When it comes to the maintenance of a generator, we based our calculation in conservative estimations provided by manufacturers (you can find those within the Cost analysis tool at https://thesolarhub.org/resources/cost-analysis-generator-vs-solar/
You can find more on maintenance in chapter 11 or this book at https://thesolarhub.org/resources/solar-pumping-for-water-supply-harnessing-the-power-of-the-sun/
What the justification on the difference on the break even period for different countries? why is just 1 year in Uganda and 5.1 years in Iraq?
These analysis depend on the size of systems, the number of pumping hours and the like and not all systems analyzed in different countries were of the same size. You can find those details in our country visit reports at https://thesolarhub.org/category/case-study/
The case of Iraq (the largest breakdown of those shown in the webinar) is largely influenced by the fact that the price of diesel is one of the lowest in the world and grid access was present in some locations, a big difference with Uganda (expensive diesel and off grid areas).
Is drilling of borehole included in the calculation?
Economic analysis were made with the aim to compare technology costs (solar vs diesel) rather than having total costs. That’s why in order to simplify the analysis, we decided to eliminate all the costs that were common for both technologies. The cost of drilling a borehole will be the same, whether we install a generator or a solar system to power the pump, and therefore won’t have influence in the comparisons of both technologies.

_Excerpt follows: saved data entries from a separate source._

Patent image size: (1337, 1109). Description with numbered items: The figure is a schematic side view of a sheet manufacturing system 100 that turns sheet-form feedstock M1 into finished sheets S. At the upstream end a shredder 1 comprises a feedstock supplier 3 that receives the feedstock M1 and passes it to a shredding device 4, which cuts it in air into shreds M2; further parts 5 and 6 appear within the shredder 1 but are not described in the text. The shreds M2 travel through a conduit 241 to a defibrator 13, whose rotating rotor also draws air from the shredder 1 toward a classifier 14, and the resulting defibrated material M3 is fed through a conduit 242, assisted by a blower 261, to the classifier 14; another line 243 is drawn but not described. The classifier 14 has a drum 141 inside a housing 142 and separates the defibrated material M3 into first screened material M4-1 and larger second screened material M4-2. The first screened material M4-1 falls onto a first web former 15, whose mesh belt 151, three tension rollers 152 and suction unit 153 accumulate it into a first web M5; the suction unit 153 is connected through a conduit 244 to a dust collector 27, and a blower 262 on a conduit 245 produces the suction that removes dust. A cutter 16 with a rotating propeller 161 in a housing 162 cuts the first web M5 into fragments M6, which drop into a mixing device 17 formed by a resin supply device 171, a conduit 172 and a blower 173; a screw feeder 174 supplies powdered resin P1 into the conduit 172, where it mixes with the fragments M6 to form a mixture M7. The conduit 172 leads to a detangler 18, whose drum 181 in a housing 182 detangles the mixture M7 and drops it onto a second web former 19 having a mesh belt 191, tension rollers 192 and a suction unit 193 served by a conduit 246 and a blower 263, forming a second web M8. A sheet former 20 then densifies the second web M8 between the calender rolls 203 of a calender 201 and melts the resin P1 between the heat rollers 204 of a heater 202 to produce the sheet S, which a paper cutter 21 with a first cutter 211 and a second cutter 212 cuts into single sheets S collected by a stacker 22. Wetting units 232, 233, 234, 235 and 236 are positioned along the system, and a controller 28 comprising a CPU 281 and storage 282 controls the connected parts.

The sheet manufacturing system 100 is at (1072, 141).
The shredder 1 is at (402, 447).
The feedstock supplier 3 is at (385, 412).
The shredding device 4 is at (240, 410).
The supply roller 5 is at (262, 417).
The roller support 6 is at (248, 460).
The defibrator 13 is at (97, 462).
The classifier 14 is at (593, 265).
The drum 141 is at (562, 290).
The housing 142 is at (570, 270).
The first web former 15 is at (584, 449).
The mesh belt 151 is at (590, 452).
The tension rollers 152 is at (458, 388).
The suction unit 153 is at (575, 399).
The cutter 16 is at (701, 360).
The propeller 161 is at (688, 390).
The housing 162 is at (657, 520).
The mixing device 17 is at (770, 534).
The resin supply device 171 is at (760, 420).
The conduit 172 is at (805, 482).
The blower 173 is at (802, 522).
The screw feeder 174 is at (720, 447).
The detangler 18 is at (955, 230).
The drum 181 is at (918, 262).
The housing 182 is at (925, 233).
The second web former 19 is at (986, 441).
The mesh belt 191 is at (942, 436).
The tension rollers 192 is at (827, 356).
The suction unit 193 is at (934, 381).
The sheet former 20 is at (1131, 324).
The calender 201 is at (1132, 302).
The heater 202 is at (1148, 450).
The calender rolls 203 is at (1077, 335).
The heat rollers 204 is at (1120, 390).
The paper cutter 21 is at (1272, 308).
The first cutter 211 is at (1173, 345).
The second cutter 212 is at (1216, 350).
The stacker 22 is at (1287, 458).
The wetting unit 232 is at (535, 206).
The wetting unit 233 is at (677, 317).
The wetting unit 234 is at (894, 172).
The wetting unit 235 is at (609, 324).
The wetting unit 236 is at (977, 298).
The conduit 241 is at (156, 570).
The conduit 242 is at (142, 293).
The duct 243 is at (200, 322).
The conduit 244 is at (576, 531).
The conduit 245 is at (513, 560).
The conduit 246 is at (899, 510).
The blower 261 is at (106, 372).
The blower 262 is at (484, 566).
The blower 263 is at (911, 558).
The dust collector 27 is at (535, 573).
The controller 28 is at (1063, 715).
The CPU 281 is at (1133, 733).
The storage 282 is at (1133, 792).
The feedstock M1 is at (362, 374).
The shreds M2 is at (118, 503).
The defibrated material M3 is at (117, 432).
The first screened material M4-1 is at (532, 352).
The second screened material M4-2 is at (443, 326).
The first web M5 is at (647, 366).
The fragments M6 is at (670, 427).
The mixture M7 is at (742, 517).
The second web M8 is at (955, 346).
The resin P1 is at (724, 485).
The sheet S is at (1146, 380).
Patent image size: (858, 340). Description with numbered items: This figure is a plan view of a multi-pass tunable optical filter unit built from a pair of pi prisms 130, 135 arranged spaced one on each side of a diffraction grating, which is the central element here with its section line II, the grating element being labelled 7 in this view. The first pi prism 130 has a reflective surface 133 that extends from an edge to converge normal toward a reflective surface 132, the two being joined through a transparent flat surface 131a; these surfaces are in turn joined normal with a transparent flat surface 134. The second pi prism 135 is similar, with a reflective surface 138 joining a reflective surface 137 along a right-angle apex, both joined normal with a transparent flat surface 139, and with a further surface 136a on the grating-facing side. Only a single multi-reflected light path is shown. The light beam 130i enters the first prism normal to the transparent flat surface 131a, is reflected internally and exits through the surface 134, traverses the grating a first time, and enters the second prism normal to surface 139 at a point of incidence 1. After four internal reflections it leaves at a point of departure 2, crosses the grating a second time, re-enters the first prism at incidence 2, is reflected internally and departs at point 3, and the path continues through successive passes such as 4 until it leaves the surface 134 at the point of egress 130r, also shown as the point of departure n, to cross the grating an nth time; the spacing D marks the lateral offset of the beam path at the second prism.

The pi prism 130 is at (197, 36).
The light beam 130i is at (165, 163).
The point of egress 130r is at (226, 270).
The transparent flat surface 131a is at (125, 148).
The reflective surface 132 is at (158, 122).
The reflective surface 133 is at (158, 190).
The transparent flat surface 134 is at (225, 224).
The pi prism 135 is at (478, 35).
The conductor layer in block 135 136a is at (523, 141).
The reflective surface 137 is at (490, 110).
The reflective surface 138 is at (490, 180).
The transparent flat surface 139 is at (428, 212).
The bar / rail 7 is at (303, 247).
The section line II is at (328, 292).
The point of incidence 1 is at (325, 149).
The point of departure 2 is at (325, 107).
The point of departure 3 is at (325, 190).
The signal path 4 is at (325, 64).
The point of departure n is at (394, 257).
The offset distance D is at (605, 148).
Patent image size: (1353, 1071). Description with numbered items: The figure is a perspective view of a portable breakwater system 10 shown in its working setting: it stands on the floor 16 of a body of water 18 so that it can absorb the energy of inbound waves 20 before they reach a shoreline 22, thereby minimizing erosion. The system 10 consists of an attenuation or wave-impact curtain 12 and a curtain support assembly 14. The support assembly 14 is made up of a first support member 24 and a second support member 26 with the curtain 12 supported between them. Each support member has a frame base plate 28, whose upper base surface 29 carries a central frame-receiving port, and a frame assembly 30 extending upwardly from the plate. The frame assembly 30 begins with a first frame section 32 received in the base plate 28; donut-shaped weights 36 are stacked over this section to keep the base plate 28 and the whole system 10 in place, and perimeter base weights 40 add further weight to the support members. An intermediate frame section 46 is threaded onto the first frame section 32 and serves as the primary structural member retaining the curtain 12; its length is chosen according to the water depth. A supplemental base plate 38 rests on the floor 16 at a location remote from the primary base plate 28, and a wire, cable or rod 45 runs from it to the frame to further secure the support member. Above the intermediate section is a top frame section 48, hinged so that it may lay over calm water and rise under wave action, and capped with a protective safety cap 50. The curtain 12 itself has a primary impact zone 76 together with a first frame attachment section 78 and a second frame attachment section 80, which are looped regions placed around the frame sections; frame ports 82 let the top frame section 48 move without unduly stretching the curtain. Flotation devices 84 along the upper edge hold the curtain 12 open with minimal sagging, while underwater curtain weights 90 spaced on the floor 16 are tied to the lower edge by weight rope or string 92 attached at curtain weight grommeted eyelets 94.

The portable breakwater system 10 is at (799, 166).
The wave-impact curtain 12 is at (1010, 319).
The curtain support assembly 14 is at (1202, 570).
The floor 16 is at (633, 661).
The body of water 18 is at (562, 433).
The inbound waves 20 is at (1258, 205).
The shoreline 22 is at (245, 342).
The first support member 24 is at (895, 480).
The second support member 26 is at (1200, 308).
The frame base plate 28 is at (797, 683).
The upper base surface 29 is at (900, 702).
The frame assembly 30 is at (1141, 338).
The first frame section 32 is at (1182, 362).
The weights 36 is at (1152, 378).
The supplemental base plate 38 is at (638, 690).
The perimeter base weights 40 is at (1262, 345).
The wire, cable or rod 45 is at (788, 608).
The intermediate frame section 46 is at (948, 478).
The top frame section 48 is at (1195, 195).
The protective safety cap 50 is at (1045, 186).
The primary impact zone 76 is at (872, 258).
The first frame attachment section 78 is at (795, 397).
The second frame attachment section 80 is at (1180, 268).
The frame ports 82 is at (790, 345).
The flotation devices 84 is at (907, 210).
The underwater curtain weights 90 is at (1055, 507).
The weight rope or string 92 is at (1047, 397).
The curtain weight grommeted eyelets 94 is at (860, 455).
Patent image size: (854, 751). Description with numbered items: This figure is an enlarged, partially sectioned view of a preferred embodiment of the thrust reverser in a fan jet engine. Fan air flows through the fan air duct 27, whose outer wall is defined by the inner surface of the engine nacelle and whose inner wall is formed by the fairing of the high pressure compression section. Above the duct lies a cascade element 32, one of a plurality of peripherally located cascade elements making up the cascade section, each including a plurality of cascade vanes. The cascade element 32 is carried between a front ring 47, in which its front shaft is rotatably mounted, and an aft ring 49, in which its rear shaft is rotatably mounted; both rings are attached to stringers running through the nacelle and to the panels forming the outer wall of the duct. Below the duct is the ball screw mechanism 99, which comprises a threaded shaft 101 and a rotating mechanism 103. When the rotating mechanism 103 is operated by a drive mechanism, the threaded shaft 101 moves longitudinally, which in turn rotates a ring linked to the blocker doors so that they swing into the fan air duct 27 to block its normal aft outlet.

All the common costs (fencing of water point, salary of operator etc) were eliminated for the same reason.
Why did you choose a solar stand alone and not a hybrid system solar with grid?
I’m not sure to which case you are referring to. Most of our visits happened in off-grid areas, so a hybrid solar-grid configuration was simply not an option. In grid covered areas, you could certainly connect the grid in addition to solar to give more security to the system although this would increase the cost of the installation.